Tchad : les filles sont moins scolarisées et quittent prématurément l’école

N’DJAMENA, 31 octobre (Xinhua) — Au Tchad, les filles sont moins scolarisées que les garçons et quittent aussi prématurément le système scolaire, indique une étude du ministère de l’Education nationale dans huit régions du pays. Le même rapport propose des plans régionaux pour améliorer la situation.

Le Tchad fait partie des pays où le taux de scolarisation des enfants demeure faible malgré les efforts fournis, ces dernières années, par le gouvernement et ses partenaires au développement.

Les indicateurs dans le secteur de l’éducation demeurent toujours plus faibles pour les filles. C’est pour apporter quelques solutions à ces préoccupations que le gouvernement, avec l’appui de l’Unicef, a mené une étude dans huit régions du pays du centre et du nord du pays (Barh El Ghazal, Batha, Guéra, Kanem, Ouaddaï, Salamat, Sila et Wadi Fira) afin de disposer de huit plans régionaux.

Le taux net de scolarisation des filles dans ces zones était de 41,4% en 2008 contre 35% en 2012. Selon les résultats de l’étude publiés jeudi et dont Xinhua a obtenu copie, ces taux avancent très lentement et cachent beaucoup de disparités entre les régions et zones géographiques (notamment urbaines, rurales ou montagnardes), les modes de vie (sédentaire, nomade et semi-nomade) et les statuts socioéconomiques. Cette disparité est influencée surtout par les facteurs institutionnels, économiques et par les pesanteurs socioculturelles.

Selon les statistiques de 2013, sur une population de 2.324.211 en âge d’aller à l’école, 43% d’entre elles ont pu être scolarisées. Au cycle moyen, par exemple, le taux brut de scolarisation des filles avoisine les 18,3% pendant que celui des garçons est à 39,9% et la moyenne nationale à 28,7%. Le plus faible taux est observé dans le Barh El Ghazal et dans le Sila avec un taux de 2,1% contre 9,7% dans le Ouaddaï.

Le rapport indique que le mariage constitue plus de 84% la raison majeure de l’abandon scolaire des filles. Le mariage précoce des petites filles est plus ancré dans les régions du Batha (70,2%), du Wadi Fira (68,9%), du Guéra (61,5%), du Salamat (60,3%), du Barh El Ghazal (58,9%) et du Ouaddaï (51,6%).

“Le problème réel n’est pas seulement d’augmenter l’inscription des filles à l’école, mais celui de les maintenir dans les classes, afin qu’elles achèvent leurs études. Les résultats de ce rapport serviront de base pour élaborer les stratégies de l’amélioration de l’éducation des filles du Tchad”, explique Mahamat Alboukhari Oumar, directeur général des Enseignements fondamental et secondaire au ministère tchadien de l’Education nationale et de la Formation professionnelle.

Le but de cette étude, explique-t-il, est de renforcer et d’opérationnaliser au niveau local des politiques, stratégies, programmes et plans nationaux d’amélioration de la scolarisation des filles particulièrement en zones rurales et dans les circonscriptions scolaires qui enregistrent de faibles taux d’accès et de rétention des filles à l’école primaire.

“L’objectif général est de permettre au gouvernement et à tous les acteurs clés de l’éducation de disposer des informations descriptives et analytiques sur les conditions nécessaires et suffisantes pour une scolarisation effective et pérenne des filles en milieu rural”, précise M. Mahamat Alboukhari.

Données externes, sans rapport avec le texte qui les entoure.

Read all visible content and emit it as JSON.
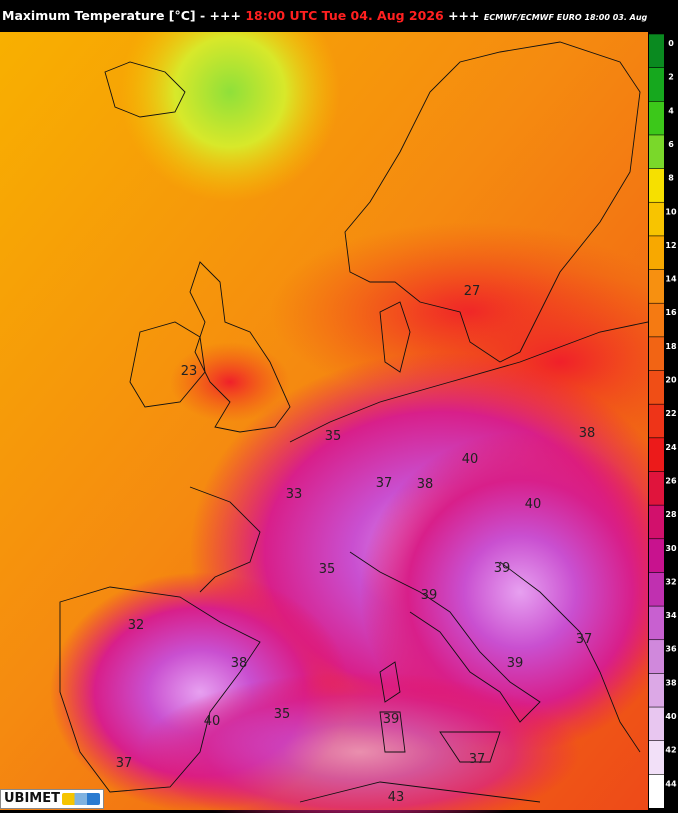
{
  "header": {
    "title": "Maximum Temperature [°C]",
    "sep1": "- +++",
    "time": "18:00 UTC Tue 04. Aug 2026",
    "sep2": "+++",
    "model": "ECMWF/ECMWF EURO 18:00 03. Aug"
  },
  "legend": {
    "ticks": [
      0,
      2,
      4,
      6,
      8,
      10,
      12,
      14,
      16,
      18,
      20,
      22,
      24,
      26,
      28,
      30,
      32,
      34,
      36,
      38,
      40,
      42,
      44
    ],
    "colors": [
      "#0a8a20",
      "#16a81e",
      "#3cc81a",
      "#7ad82a",
      "#f6e000",
      "#f8c400",
      "#f8a800",
      "#f79010",
      "#f57a12",
      "#f26414",
      "#f04e16",
      "#ee3418",
      "#ec1a1a",
      "#e0143c",
      "#d2106c",
      "#c8128e",
      "#c030b0",
      "#c860d0",
      "#d088dc",
      "#dca8e6",
      "#e8c6f0",
      "#f2e0f8",
      "#ffffff"
    ]
  },
  "labels": [
    27,
    23,
    35,
    40,
    38,
    33,
    37,
    38,
    40,
    35,
    39,
    39,
    32,
    38,
    37,
    39,
    40,
    35,
    39,
    37,
    37,
    43
  ],
  "logo": "UBIMET"
}
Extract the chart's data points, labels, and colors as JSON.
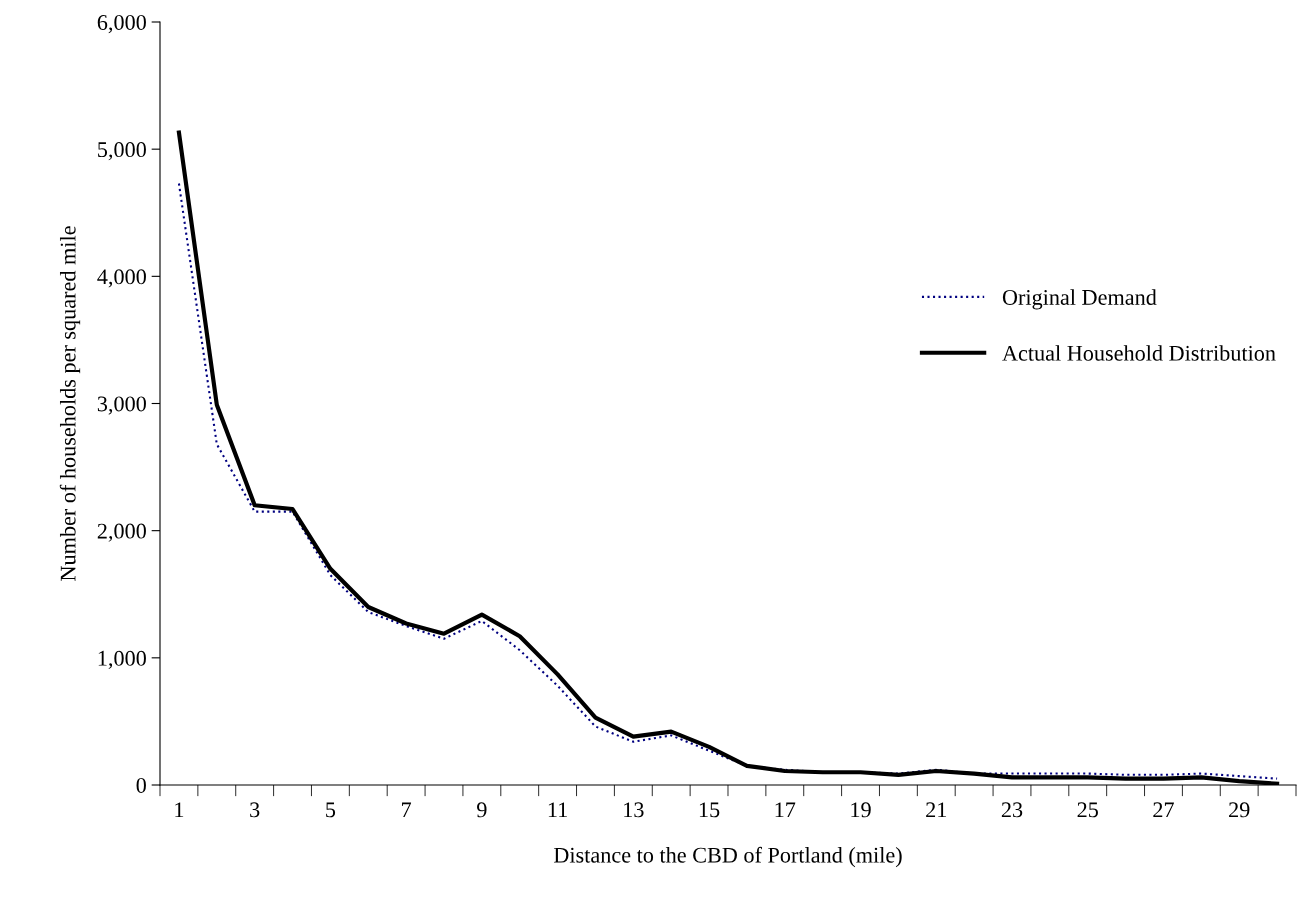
{
  "chart_data": {
    "type": "line",
    "xlabel": "Distance to the CBD of Portland (mile)",
    "ylabel": "Number of households per squared mile",
    "categories": [
      "1",
      null,
      "3",
      null,
      "5",
      null,
      "7",
      null,
      "9",
      null,
      "11",
      null,
      "13",
      null,
      "15",
      null,
      "17",
      null,
      "19",
      null,
      "21",
      null,
      "23",
      null,
      "25",
      null,
      "27",
      null,
      "29",
      null
    ],
    "series": [
      {
        "name": "Original Demand",
        "color": "#000080",
        "line_style": "dotted",
        "values": [
          4730,
          2680,
          2150,
          2150,
          1650,
          1360,
          1250,
          1150,
          1290,
          1060,
          780,
          460,
          340,
          390,
          270,
          150,
          120,
          100,
          100,
          90,
          120,
          90,
          90,
          90,
          90,
          80,
          80,
          90,
          70,
          50
        ]
      },
      {
        "name": "Actual Household Distribution",
        "color": "#000000",
        "line_style": "solid",
        "values": [
          5130,
          2990,
          2200,
          2170,
          1700,
          1400,
          1270,
          1190,
          1340,
          1170,
          870,
          530,
          380,
          420,
          300,
          150,
          110,
          100,
          100,
          80,
          110,
          90,
          60,
          60,
          60,
          50,
          50,
          60,
          30,
          10
        ]
      }
    ],
    "ylim": [
      0,
      6000
    ],
    "yticks": [
      0,
      {
        "value": 1000,
        "label": "1,000"
      },
      {
        "value": 2000,
        "label": "2,000"
      },
      {
        "value": 3000,
        "label": "3,000"
      },
      {
        "value": 4000,
        "label": "4,000"
      },
      {
        "value": 5000,
        "label": "5,000"
      },
      {
        "value": 6000,
        "label": "6,000"
      }
    ],
    "grid": false,
    "legend": "right",
    "marker": "none"
  }
}
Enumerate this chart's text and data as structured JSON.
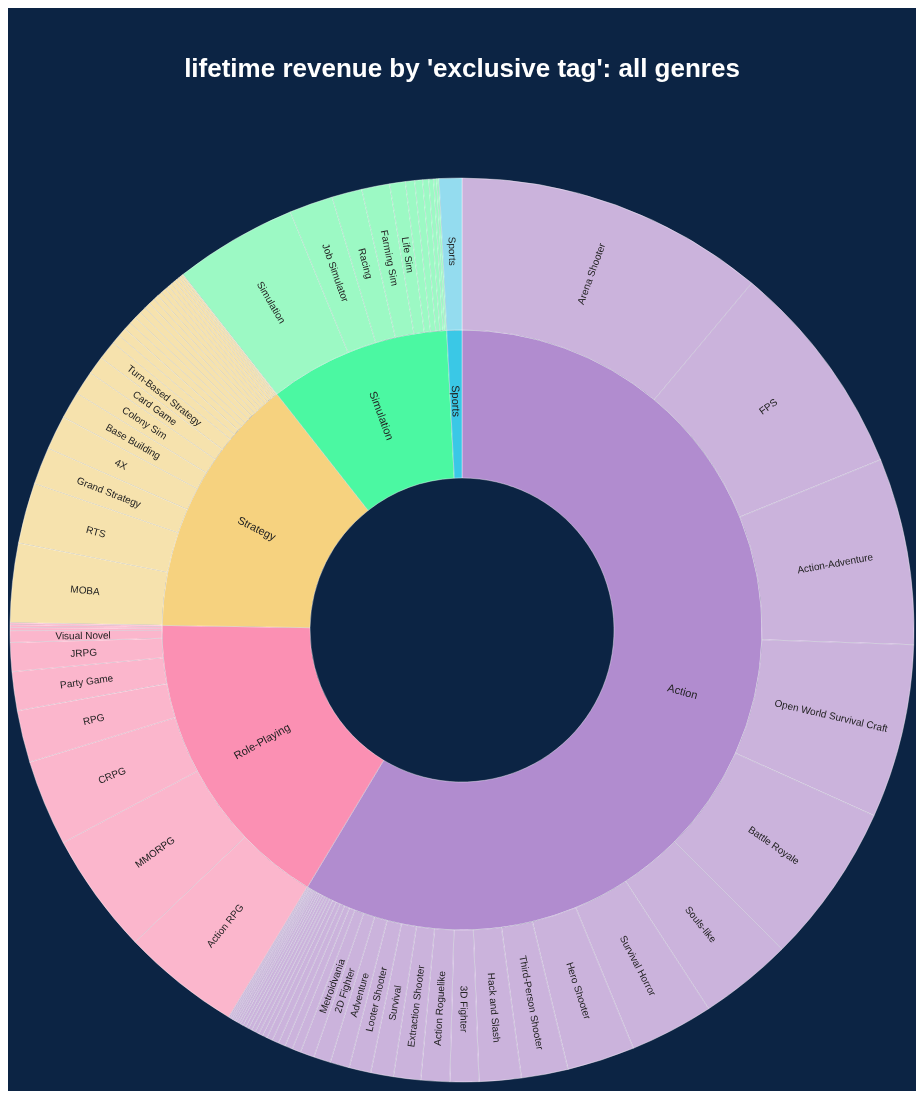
{
  "chart_data": [
    {
      "type": "donut",
      "title": "lifetime revenue by 'exclusive tag': all genres",
      "categories": [
        "Action",
        "Role-Playing",
        "Strategy",
        "Simulation",
        "Sports"
      ],
      "values": [
        58.63,
        16.63,
        14.17,
        9.78,
        0.81
      ],
      "colors": [
        "#b18ccf",
        "#fb90b3",
        "#f6d27f",
        "#4bf8a2",
        "#3ac8e6"
      ]
    },
    {
      "type": "donut",
      "categories": [
        "Arena Shooter",
        "FPS",
        "Action-Adventure",
        "Open World Survival Craft",
        "Battle Royale",
        "Souls-like",
        "Survival Horror",
        "Hero Shooter",
        "Third-Person Shooter",
        "Hack and Slash",
        "3D Fighter",
        "Action Roguelike",
        "Extraction Shooter",
        "Survival",
        "Looter Shooter",
        "Adventure",
        "2D Fighter",
        "Metroidvania",
        null,
        null,
        null,
        null,
        null,
        null,
        null,
        null,
        null,
        null,
        null,
        null,
        null,
        null,
        null,
        null,
        null,
        null,
        null,
        null,
        "Action RPG",
        "MMORPG",
        "CRPG",
        "RPG",
        "Party Game",
        "JRPG",
        "Visual Novel",
        null,
        null,
        null,
        "MOBA",
        "RTS",
        "Grand Strategy",
        "4X",
        "Base Building",
        "Colony Sim",
        "Card Game",
        "Turn-Based Strategy",
        null,
        null,
        null,
        null,
        null,
        null,
        null,
        null,
        null,
        null,
        null,
        null,
        null,
        null,
        null,
        null,
        null,
        null,
        null,
        "Simulation",
        "Job Simulator",
        "Racing",
        "Farming Sim",
        "Life Sim",
        null,
        null,
        null,
        null,
        null,
        null,
        "Sports"
      ],
      "values": [
        11.08,
        7.78,
        6.67,
        6.22,
        5.75,
        3.33,
        3.0,
        2.42,
        1.67,
        1.5,
        1.03,
        1.03,
        0.97,
        0.81,
        0.78,
        0.69,
        0.61,
        0.5,
        0.31,
        0.28,
        0.25,
        0.24,
        0.21,
        0.17,
        0.15,
        0.14,
        0.14,
        0.13,
        0.11,
        0.11,
        0.1,
        0.08,
        0.08,
        0.07,
        0.07,
        0.06,
        0.06,
        0.06,
        4.24,
        4.33,
        3.08,
        1.86,
        1.39,
        1.03,
        0.42,
        0.11,
        0.1,
        0.07,
        2.83,
        2.17,
        1.33,
        1.22,
        0.97,
        0.86,
        0.65,
        0.68,
        0.33,
        0.31,
        0.28,
        0.26,
        0.25,
        0.24,
        0.22,
        0.21,
        0.19,
        0.18,
        0.17,
        0.15,
        0.14,
        0.13,
        0.11,
        0.1,
        0.08,
        0.07,
        0.03,
        4.39,
        1.56,
        1.08,
        1.0,
        0.56,
        0.33,
        0.28,
        0.22,
        0.17,
        0.11,
        0.08,
        0.81
      ],
      "colors": [
        "#cbb3dc",
        "#cbb3dc",
        "#cbb3dc",
        "#cbb3dc",
        "#cbb3dc",
        "#cbb3dc",
        "#cbb3dc",
        "#cbb3dc",
        "#cbb3dc",
        "#cbb3dc",
        "#cbb3dc",
        "#cbb3dc",
        "#cbb3dc",
        "#cbb3dc",
        "#cbb3dc",
        "#cbb3dc",
        "#cbb3dc",
        "#cbb3dc",
        "#cbb3dc",
        "#cbb3dc",
        "#cbb3dc",
        "#cbb3dc",
        "#cbb3dc",
        "#cbb3dc",
        "#cbb3dc",
        "#cbb3dc",
        "#cbb3dc",
        "#cbb3dc",
        "#cbb3dc",
        "#cbb3dc",
        "#cbb3dc",
        "#cbb3dc",
        "#cbb3dc",
        "#cbb3dc",
        "#cbb3dc",
        "#cbb3dc",
        "#cbb3dc",
        "#cbb3dc",
        "#fbb6cc",
        "#fbb6cc",
        "#fbb6cc",
        "#fbb6cc",
        "#fbb6cc",
        "#fbb6cc",
        "#fbb6cc",
        "#fbb6cc",
        "#fbb6cc",
        "#fbb6cc",
        "#f6e2ad",
        "#f6e2ad",
        "#f6e2ad",
        "#f6e2ad",
        "#f6e2ad",
        "#f6e2ad",
        "#f6e2ad",
        "#f6e2ad",
        "#f6e2ad",
        "#f6e2ad",
        "#f6e2ad",
        "#f6e2ad",
        "#f6e2ad",
        "#f6e2ad",
        "#f6e2ad",
        "#f6e2ad",
        "#f6e2ad",
        "#f6e2ad",
        "#f6e2ad",
        "#f6e2ad",
        "#f6e2ad",
        "#f6e2ad",
        "#f6e2ad",
        "#f6e2ad",
        "#f6e2ad",
        "#f6e2ad",
        "#f6e2ad",
        "#9cf9c4",
        "#9cf9c4",
        "#9cf9c4",
        "#9cf9c4",
        "#9cf9c4",
        "#9cf9c4",
        "#9cf9c4",
        "#9cf9c4",
        "#9cf9c4",
        "#9cf9c4",
        "#9cf9c4",
        "#94dcef"
      ]
    }
  ]
}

L’étude a permis d’analyser la situation scolaire de ces huit régions, mais surtout d’identifier les facteurs qui entravent à la scolarisation des filles. Si globalement l’ensemble des huit régions présente une faible scolarisation des enfants et principalement des filles, il importe de noter que chacune des régions requiert des actions spécifiques. Ce qui a conduit à l’élaboration de plans locaux spécifiques par régions, dont les actions s’adressent aux autorités éducatives, aux parents, aux élèves et aux enseignants.

“La mise en œuvre de ces huit plans locaux est urgente et si leur application est faite dans les années à venir, il est certain que dans les cinq ans à venir, des transformations fondamentales seront opérées pour la scolarisation des filles”, affirme le directeur général des Enseignements fondamental et secondaire.